I see new engineers adopting AI much faster than the older ones who have been doing all the coding themselves. I very often see senior engineers turing of their copilot after a week out of frustration because it doesnt work the way they want them to, but they arent even trying, they expect it to work 100% in their first try I guess. They spend months learning new technologies to best of their ability but they wont give AI a chance? They think using AI will make them less skilled, but it is not true, it will make them more productive.
My company recently made it mandatory to use Cursor and my motivation has cratered
I'm looking into alternatives because I have zero interest in having LLM tools dictated to me because some MBA exec is sold on the hype
I find it impossible to get into flow with the autocomplete interrupting me constantly and the code they generate in the chat node sucks
"Am I a dinosaur?" - I think you're asking the most important question for our craft in 2025. Thank you.
I lead a team building Markhub, an AI-native workspace, and we have this debate internally all the time. Our conclusion is that there are two types of "thinking" in programming:
"Architectural Thinking": This is the joy you're talking about. The deep, satisfying process of designing systems, building mental models, and solving a core problem. This is the creative work, and an AI getting in the way of this feels terrible. We agree that this part should be protected.
"Translational Thinking": This is the boring, repetitive work. Turning a clear idea into boilerplate code, writing repetitive test cases, summarizing a long thread of feedback into a list of tasks, or refactoring code. This is the work we want to delegate.

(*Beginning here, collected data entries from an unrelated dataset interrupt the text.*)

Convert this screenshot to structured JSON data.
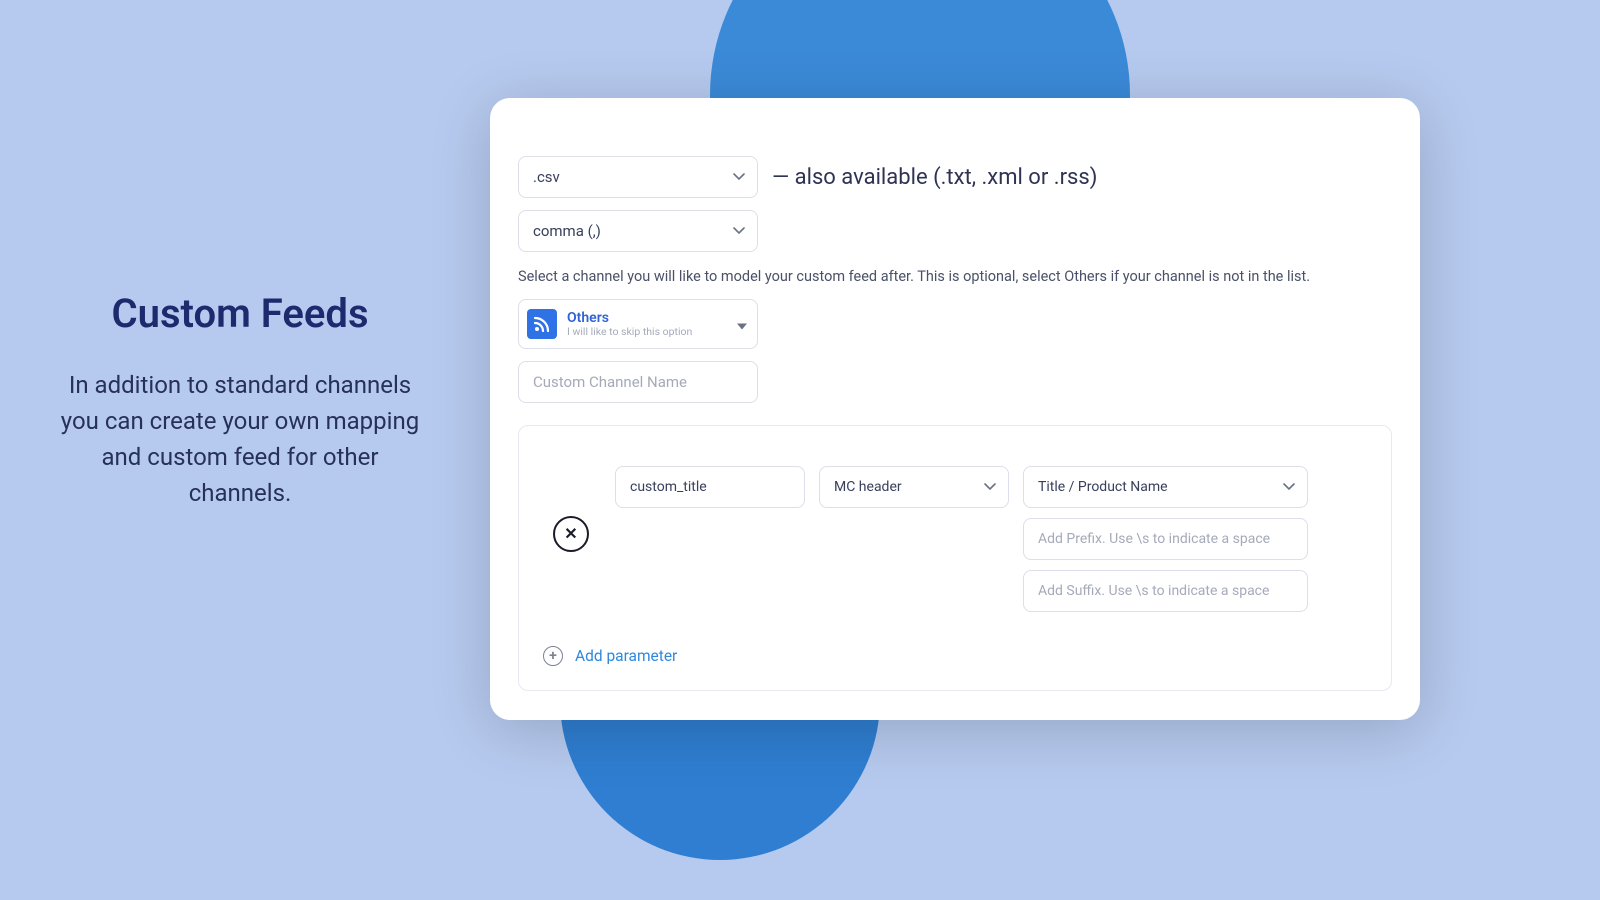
{
  "left": {
    "heading": "Custom Feeds",
    "description": "In addition to standard channels you can create your own mapping and custom feed for other channels."
  },
  "form": {
    "extension": {
      "value": ".csv"
    },
    "extensionHint": "— also available (.txt, .xml or .rss)",
    "delimiter": {
      "value": "comma (,)"
    },
    "instruction": "Select a channel you will like to model your custom feed after. This is optional, select Others if your channel is not in the list.",
    "channel": {
      "title": "Others",
      "subtitle": "I will like to skip this option"
    },
    "channelNamePlaceholder": "Custom Channel Name",
    "mapping": {
      "fieldName": "custom_title",
      "headerSelect": "MC header",
      "sourceSelect": "Title / Product Name",
      "prefixPlaceholder": "Add Prefix. Use \\s to indicate a space",
      "suffixPlaceholder": "Add Suffix. Use \\s to indicate a space"
    },
    "addParameter": "Add parameter"
  }
}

Our philosophy is that AI should not replace Architectural Thinking; it should eliminate Translational Thinking so that we have more time for the joyful, deep work.
For your mental model problem, our solution has been to use our AI, MAKi, not to write the core logic, but to summarize the context around the logic. For example, after a long discussion about a new feature, I ask MAKi to "summarize this conversation and extract the action items." The AI handles the "what," freeing me up to focus on the "how."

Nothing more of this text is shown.